Despite concerns over overall security in Canada’s capital city, which was tight, the rally’s speakers included several prominent Canadian politicians, Jewish leaders, college students who feel unsafe on campus and family members of Israelis taken hostage or killed by Hamas on Oct. 7.
Local Jewish leaders called the event, organized by Jewish federations across Canada and the Centre for Israel and Jewish Affairs, a historic gathering. But just weeks after a similar incident in Detroit before a massive pro-Israel rally in Washington, 17 of 70 chartered buses did not show up to pick up rally-goers in Toronto.
Organizers called the no-show bus company antisemitic.
“Despite charging in full in advance and confirming its participation, the [unidentified] company did not send a single bus and has declined all communications while refusing to provide any explanations,” said Adam Minsky, president and CEO of United Jewish Appeal Federations in Toronto.
“We are driven to the view that this shameful decision is intended to disrupt our peaceful rally out of hatred toward Jews,” he added. “What happened today is sickening and outrageous.
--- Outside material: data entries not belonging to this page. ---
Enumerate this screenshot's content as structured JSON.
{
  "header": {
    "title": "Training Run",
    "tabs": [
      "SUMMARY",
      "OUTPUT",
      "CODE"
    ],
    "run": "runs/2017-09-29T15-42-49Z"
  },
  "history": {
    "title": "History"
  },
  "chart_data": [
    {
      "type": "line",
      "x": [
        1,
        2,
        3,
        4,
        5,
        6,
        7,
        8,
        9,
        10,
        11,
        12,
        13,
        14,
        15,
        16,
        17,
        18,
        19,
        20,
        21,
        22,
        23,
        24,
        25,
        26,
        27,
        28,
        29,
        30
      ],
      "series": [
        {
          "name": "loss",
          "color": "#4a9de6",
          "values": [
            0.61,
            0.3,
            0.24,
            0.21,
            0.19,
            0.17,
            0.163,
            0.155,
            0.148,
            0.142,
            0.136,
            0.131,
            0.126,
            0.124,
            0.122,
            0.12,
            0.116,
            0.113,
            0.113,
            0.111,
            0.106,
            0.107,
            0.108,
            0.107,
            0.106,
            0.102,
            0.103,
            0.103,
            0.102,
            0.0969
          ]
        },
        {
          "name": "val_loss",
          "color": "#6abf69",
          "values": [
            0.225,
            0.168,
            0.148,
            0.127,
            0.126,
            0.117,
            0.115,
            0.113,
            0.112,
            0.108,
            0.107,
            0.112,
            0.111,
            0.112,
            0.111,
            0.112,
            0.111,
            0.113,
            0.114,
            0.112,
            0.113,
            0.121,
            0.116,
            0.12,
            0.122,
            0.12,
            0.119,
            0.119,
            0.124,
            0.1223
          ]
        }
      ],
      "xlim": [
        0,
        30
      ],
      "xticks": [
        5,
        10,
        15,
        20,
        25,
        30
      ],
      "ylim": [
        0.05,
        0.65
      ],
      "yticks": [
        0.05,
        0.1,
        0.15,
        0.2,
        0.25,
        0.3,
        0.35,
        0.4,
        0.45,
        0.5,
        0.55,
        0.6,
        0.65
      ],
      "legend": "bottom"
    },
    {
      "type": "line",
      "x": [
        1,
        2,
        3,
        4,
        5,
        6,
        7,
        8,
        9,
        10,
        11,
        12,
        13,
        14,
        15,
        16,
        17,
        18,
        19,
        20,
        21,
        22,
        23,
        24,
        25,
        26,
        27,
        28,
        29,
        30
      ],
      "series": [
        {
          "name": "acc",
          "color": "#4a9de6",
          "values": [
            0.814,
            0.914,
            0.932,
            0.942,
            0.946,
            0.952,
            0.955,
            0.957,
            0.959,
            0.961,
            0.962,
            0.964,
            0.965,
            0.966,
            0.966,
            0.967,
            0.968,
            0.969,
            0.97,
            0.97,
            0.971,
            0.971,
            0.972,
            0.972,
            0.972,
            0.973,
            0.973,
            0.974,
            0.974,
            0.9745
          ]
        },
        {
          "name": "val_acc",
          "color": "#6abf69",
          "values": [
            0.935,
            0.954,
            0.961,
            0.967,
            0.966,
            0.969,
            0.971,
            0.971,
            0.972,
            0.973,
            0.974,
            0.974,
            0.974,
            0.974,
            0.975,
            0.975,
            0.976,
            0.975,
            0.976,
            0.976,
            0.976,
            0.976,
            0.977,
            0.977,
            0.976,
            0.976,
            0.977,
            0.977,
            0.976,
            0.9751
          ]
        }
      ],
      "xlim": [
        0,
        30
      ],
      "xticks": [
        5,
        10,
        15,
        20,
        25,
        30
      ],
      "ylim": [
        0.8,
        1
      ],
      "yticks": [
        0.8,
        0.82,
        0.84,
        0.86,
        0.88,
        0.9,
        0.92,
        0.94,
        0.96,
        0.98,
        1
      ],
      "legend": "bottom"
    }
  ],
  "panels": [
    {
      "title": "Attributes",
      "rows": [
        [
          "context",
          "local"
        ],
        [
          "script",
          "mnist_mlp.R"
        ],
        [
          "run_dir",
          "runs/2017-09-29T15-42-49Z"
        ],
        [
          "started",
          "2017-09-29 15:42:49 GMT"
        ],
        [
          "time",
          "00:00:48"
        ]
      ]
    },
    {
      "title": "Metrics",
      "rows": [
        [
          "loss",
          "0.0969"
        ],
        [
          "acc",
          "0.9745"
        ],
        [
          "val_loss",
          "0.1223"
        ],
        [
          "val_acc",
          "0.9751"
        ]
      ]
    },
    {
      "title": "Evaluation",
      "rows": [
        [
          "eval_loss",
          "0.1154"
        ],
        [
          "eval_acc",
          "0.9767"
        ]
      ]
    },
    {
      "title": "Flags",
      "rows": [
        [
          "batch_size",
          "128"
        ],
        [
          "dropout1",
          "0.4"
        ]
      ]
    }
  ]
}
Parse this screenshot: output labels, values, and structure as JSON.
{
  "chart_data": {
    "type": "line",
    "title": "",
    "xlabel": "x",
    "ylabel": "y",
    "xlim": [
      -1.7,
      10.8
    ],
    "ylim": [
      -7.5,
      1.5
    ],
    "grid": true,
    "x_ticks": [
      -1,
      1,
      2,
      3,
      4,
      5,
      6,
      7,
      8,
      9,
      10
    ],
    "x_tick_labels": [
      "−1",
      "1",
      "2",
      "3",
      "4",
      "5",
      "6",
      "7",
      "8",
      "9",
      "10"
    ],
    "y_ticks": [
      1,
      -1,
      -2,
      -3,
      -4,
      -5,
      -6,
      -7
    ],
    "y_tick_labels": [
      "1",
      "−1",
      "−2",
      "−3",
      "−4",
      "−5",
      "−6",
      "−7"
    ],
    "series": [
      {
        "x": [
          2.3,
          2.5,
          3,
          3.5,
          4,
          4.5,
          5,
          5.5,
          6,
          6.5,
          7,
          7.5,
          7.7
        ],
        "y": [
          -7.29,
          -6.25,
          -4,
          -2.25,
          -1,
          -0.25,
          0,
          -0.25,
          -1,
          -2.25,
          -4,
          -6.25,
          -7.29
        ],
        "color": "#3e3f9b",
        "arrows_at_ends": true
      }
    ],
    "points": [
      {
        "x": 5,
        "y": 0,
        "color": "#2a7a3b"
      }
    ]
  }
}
We will respond aggressively with every legal and public affairs tool at our disposal.”
Israel’s ambassador to Canada Iddo Moed, Liberal Party member of parliament Anthony Housefather and deputy Conservative Party leader Melissa Lantsman all spoke on Monday.
“This is not 1943. I’m grateful that Israel exists and has an army to fight back against those who launched this pogrom,” said Housefather, who is Jewish and represents Montreal’s heavily Jewish Mount Royal district.
Raquel Look, whose son Alexandre was murdered at the music festival in southern Israel attacked by Hamas on Oct. 7, called on Canadian politicians to take more action against antisemitism. Hate crimes against Jews — including multiple incidents that have involved Molotov cocktails thrown at Montreal-area synagogues — have spiked across Canada.
“Our sorrow is deep and immeasurable but today we want to channel this immense pain into a call for action,” Look said. “Please let us honour his memory by standing up against the forces that seek to destroy Jewish and Canadians values we hold so dear.”